タバコやアルコールの過剰摂取を避け、軽めの運動やストレス管理に心がけることが重要です。ビタミンC、ビタミンEを含むキウイ、イチゴ、トマトなどの食品を摂取し、ポリフェノールやβカロチンなど多様な抗酸化成分をバランスよく取り入れましょう。
色の濃い植物性食品には抗酸化物質が豊富なので、食事に取り入れることが大切です。
生活習慣を見直すことで、酸化ストレスを軽減し、健康な身体を保つことが可能です。

まとめ

抗酸化物質は、私たちの健康に対して重要な役割を果たす栄養素の一部です。食品中のビタミンC、ビタミンE、β-カロテン、硫黄を含む化合物など、多様な種類が存在します。これらの抗酸化物質は、体内の酸化ストレスから細胞を保護し、慢性疾患のリスクを低減させる力があります。
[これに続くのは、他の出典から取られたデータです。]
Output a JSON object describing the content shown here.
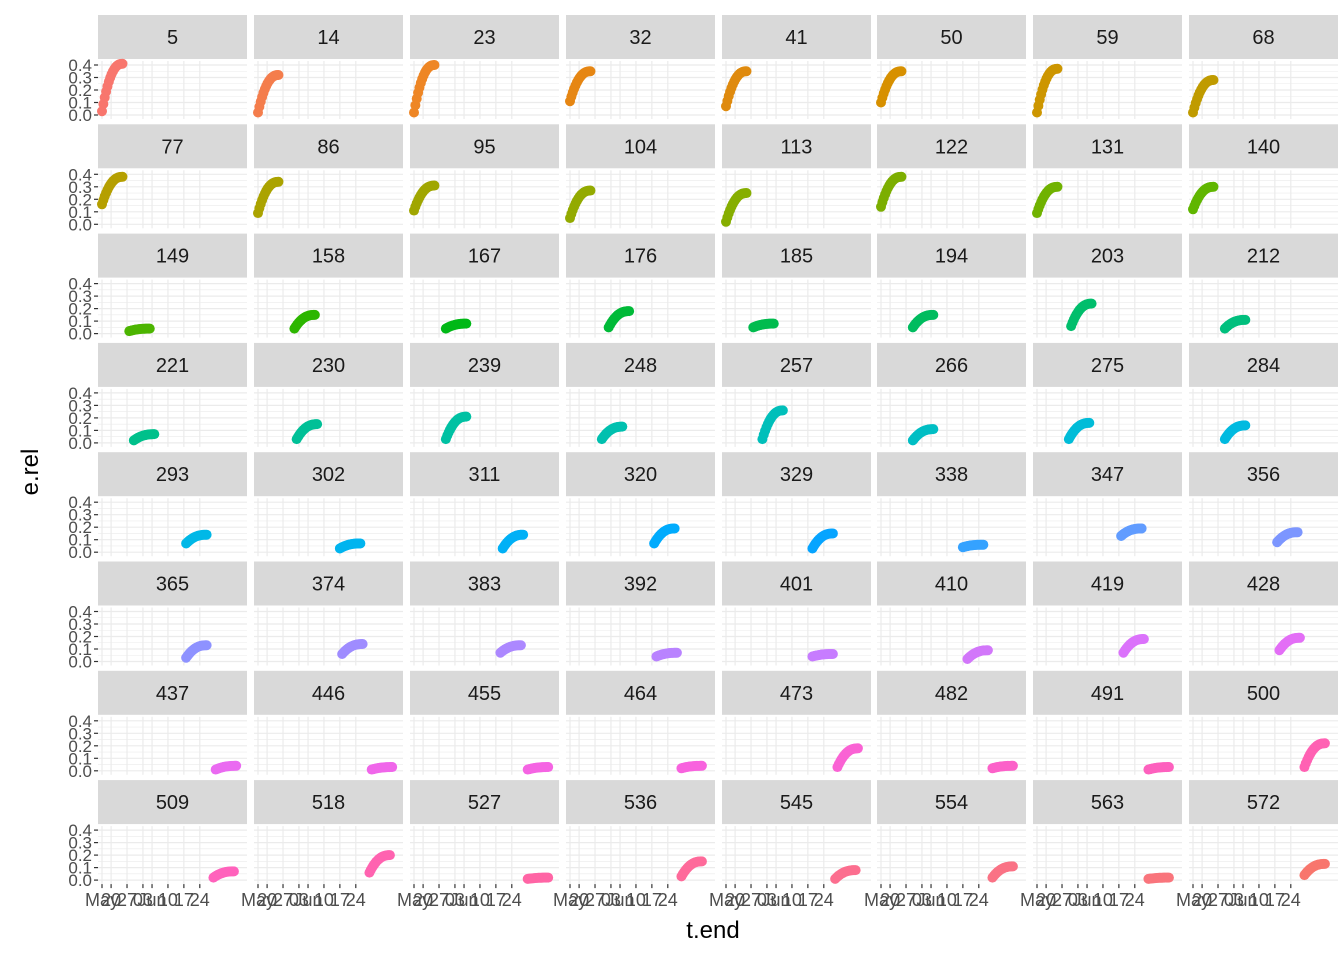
{
  "chart_data": {
    "type": "scatter",
    "facet_by": "group",
    "panels": [
      "5",
      "14",
      "23",
      "32",
      "41",
      "50",
      "59",
      "68",
      "77",
      "86",
      "95",
      "104",
      "113",
      "122",
      "131",
      "140",
      "149",
      "158",
      "167",
      "176",
      "185",
      "194",
      "203",
      "212",
      "221",
      "230",
      "239",
      "248",
      "257",
      "266",
      "275",
      "284",
      "293",
      "302",
      "311",
      "320",
      "329",
      "338",
      "347",
      "356",
      "365",
      "374",
      "383",
      "392",
      "401",
      "410",
      "419",
      "428",
      "437",
      "446",
      "455",
      "464",
      "473",
      "482",
      "491",
      "500",
      "509",
      "518",
      "527",
      "536",
      "545",
      "554",
      "563",
      "572"
    ],
    "colors": [
      "#F8766D",
      "#F47D4C",
      "#EE8625",
      "#E68613",
      "#DF8A0E",
      "#D79000",
      "#CD9600",
      "#C09B00",
      "#B59F00",
      "#ABA300",
      "#A0A600",
      "#93AA00",
      "#86AE00",
      "#7CAE00",
      "#70B200",
      "#60B600",
      "#4CB500",
      "#2DB600",
      "#00B816",
      "#00BA38",
      "#00BB4E",
      "#00BC5F",
      "#00BE6C",
      "#00BF7D",
      "#00C08B",
      "#00C097",
      "#00C1A3",
      "#00C0AF",
      "#00BFBA",
      "#00BEC4",
      "#00BCD8",
      "#00BAE0",
      "#00B8E7",
      "#00B4EF",
      "#00B0F6",
      "#00ABFD",
      "#06A4FF",
      "#35A2FF",
      "#619CFF",
      "#7C96FF",
      "#8E92FF",
      "#9F8CFF",
      "#AC88FF",
      "#B983FF",
      "#C77CFF",
      "#D277FA",
      "#DB72FB",
      "#E36EF6",
      "#EA6AF1",
      "#F066EA",
      "#F564E3",
      "#F863DE",
      "#FA62D4",
      "#FC61C9",
      "#FD61BE",
      "#FF61B3",
      "#FF62BC",
      "#FF63B0",
      "#FF65A5",
      "#FE6A9A",
      "#FC6E8F",
      "#FA7285",
      "#F9757C",
      "#F8766D"
    ],
    "xlabel": "t.end",
    "ylabel": "e.rel",
    "x_ticks": [
      "May",
      "20",
      "27",
      "03",
      "Jun",
      "10",
      "17",
      "24"
    ],
    "y_ticks": [
      "0.0",
      "0.1",
      "0.2",
      "0.3",
      "0.4"
    ],
    "ylim": [
      0,
      0.4
    ],
    "x_domain_days": [
      0,
      62
    ],
    "grid": true,
    "legend": "none",
    "series": [
      {
        "name": "5",
        "start": 0,
        "y0": 0.03,
        "y1": 0.41
      },
      {
        "name": "14",
        "start": 0,
        "y0": 0.02,
        "y1": 0.32
      },
      {
        "name": "23",
        "start": 0,
        "y0": 0.02,
        "y1": 0.4
      },
      {
        "name": "32",
        "start": 0,
        "y0": 0.11,
        "y1": 0.35
      },
      {
        "name": "41",
        "start": 0,
        "y0": 0.07,
        "y1": 0.35
      },
      {
        "name": "50",
        "start": 0,
        "y0": 0.1,
        "y1": 0.35
      },
      {
        "name": "59",
        "start": 0,
        "y0": 0.02,
        "y1": 0.37
      },
      {
        "name": "68",
        "start": 0,
        "y0": 0.02,
        "y1": 0.28
      },
      {
        "name": "77",
        "start": 0,
        "y0": 0.16,
        "y1": 0.38
      },
      {
        "name": "86",
        "start": 0,
        "y0": 0.09,
        "y1": 0.34
      },
      {
        "name": "95",
        "start": 0,
        "y0": 0.11,
        "y1": 0.31
      },
      {
        "name": "104",
        "start": 0,
        "y0": 0.05,
        "y1": 0.27
      },
      {
        "name": "113",
        "start": 0,
        "y0": 0.02,
        "y1": 0.25
      },
      {
        "name": "122",
        "start": 0,
        "y0": 0.14,
        "y1": 0.38
      },
      {
        "name": "131",
        "start": 0,
        "y0": 0.09,
        "y1": 0.3
      },
      {
        "name": "140",
        "start": 0,
        "y0": 0.12,
        "y1": 0.3
      },
      {
        "name": "149",
        "start": 12,
        "y0": 0.02,
        "y1": 0.04
      },
      {
        "name": "158",
        "start": 16,
        "y0": 0.04,
        "y1": 0.15
      },
      {
        "name": "167",
        "start": 14,
        "y0": 0.04,
        "y1": 0.08
      },
      {
        "name": "176",
        "start": 17,
        "y0": 0.05,
        "y1": 0.18
      },
      {
        "name": "185",
        "start": 12,
        "y0": 0.05,
        "y1": 0.08
      },
      {
        "name": "194",
        "start": 14,
        "y0": 0.05,
        "y1": 0.15
      },
      {
        "name": "203",
        "start": 15,
        "y0": 0.06,
        "y1": 0.24
      },
      {
        "name": "212",
        "start": 14,
        "y0": 0.04,
        "y1": 0.11
      },
      {
        "name": "221",
        "start": 14,
        "y0": 0.02,
        "y1": 0.07
      },
      {
        "name": "230",
        "start": 17,
        "y0": 0.03,
        "y1": 0.15
      },
      {
        "name": "239",
        "start": 14,
        "y0": 0.03,
        "y1": 0.21
      },
      {
        "name": "248",
        "start": 14,
        "y0": 0.03,
        "y1": 0.13
      },
      {
        "name": "257",
        "start": 16,
        "y0": 0.03,
        "y1": 0.26
      },
      {
        "name": "266",
        "start": 14,
        "y0": 0.02,
        "y1": 0.11
      },
      {
        "name": "275",
        "start": 14,
        "y0": 0.03,
        "y1": 0.16
      },
      {
        "name": "284",
        "start": 14,
        "y0": 0.03,
        "y1": 0.14
      },
      {
        "name": "293",
        "start": 37,
        "y0": 0.07,
        "y1": 0.14
      },
      {
        "name": "302",
        "start": 36,
        "y0": 0.03,
        "y1": 0.07
      },
      {
        "name": "311",
        "start": 39,
        "y0": 0.03,
        "y1": 0.14
      },
      {
        "name": "320",
        "start": 37,
        "y0": 0.07,
        "y1": 0.19
      },
      {
        "name": "329",
        "start": 38,
        "y0": 0.03,
        "y1": 0.15
      },
      {
        "name": "338",
        "start": 36,
        "y0": 0.04,
        "y1": 0.06
      },
      {
        "name": "347",
        "start": 37,
        "y0": 0.13,
        "y1": 0.19
      },
      {
        "name": "356",
        "start": 37,
        "y0": 0.08,
        "y1": 0.16
      },
      {
        "name": "365",
        "start": 37,
        "y0": 0.03,
        "y1": 0.13
      },
      {
        "name": "374",
        "start": 37,
        "y0": 0.06,
        "y1": 0.14
      },
      {
        "name": "383",
        "start": 38,
        "y0": 0.07,
        "y1": 0.13
      },
      {
        "name": "392",
        "start": 38,
        "y0": 0.04,
        "y1": 0.07
      },
      {
        "name": "401",
        "start": 38,
        "y0": 0.04,
        "y1": 0.06
      },
      {
        "name": "410",
        "start": 38,
        "y0": 0.02,
        "y1": 0.09
      },
      {
        "name": "419",
        "start": 38,
        "y0": 0.07,
        "y1": 0.18
      },
      {
        "name": "428",
        "start": 38,
        "y0": 0.09,
        "y1": 0.19
      },
      {
        "name": "437",
        "start": 50,
        "y0": 0.01,
        "y1": 0.04
      },
      {
        "name": "446",
        "start": 50,
        "y0": 0.01,
        "y1": 0.03
      },
      {
        "name": "455",
        "start": 50,
        "y0": 0.01,
        "y1": 0.03
      },
      {
        "name": "464",
        "start": 49,
        "y0": 0.02,
        "y1": 0.04
      },
      {
        "name": "473",
        "start": 49,
        "y0": 0.03,
        "y1": 0.18
      },
      {
        "name": "482",
        "start": 49,
        "y0": 0.02,
        "y1": 0.04
      },
      {
        "name": "491",
        "start": 49,
        "y0": 0.01,
        "y1": 0.03
      },
      {
        "name": "500",
        "start": 49,
        "y0": 0.03,
        "y1": 0.22
      },
      {
        "name": "509",
        "start": 49,
        "y0": 0.02,
        "y1": 0.07
      },
      {
        "name": "518",
        "start": 49,
        "y0": 0.06,
        "y1": 0.2
      },
      {
        "name": "527",
        "start": 50,
        "y0": 0.01,
        "y1": 0.02
      },
      {
        "name": "536",
        "start": 49,
        "y0": 0.03,
        "y1": 0.15
      },
      {
        "name": "545",
        "start": 48,
        "y0": 0.01,
        "y1": 0.08
      },
      {
        "name": "554",
        "start": 49,
        "y0": 0.02,
        "y1": 0.11
      },
      {
        "name": "563",
        "start": 49,
        "y0": 0.01,
        "y1": 0.02
      },
      {
        "name": "572",
        "start": 49,
        "y0": 0.04,
        "y1": 0.13
      }
    ]
  }
}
健康を維持するためには、バラエティ豊かな食品を摂り入れ、新鮮な果物や野菜、全粒穀物、健康的な油、ナッツ、種子などをバランスよく組み合わせることが大切です。加工食品や糖分の摂り過ぎには気を付け、適切な栄養バランスを意識しましょう。抗酸化物質を摂取し、健康な生活を実現しましょう。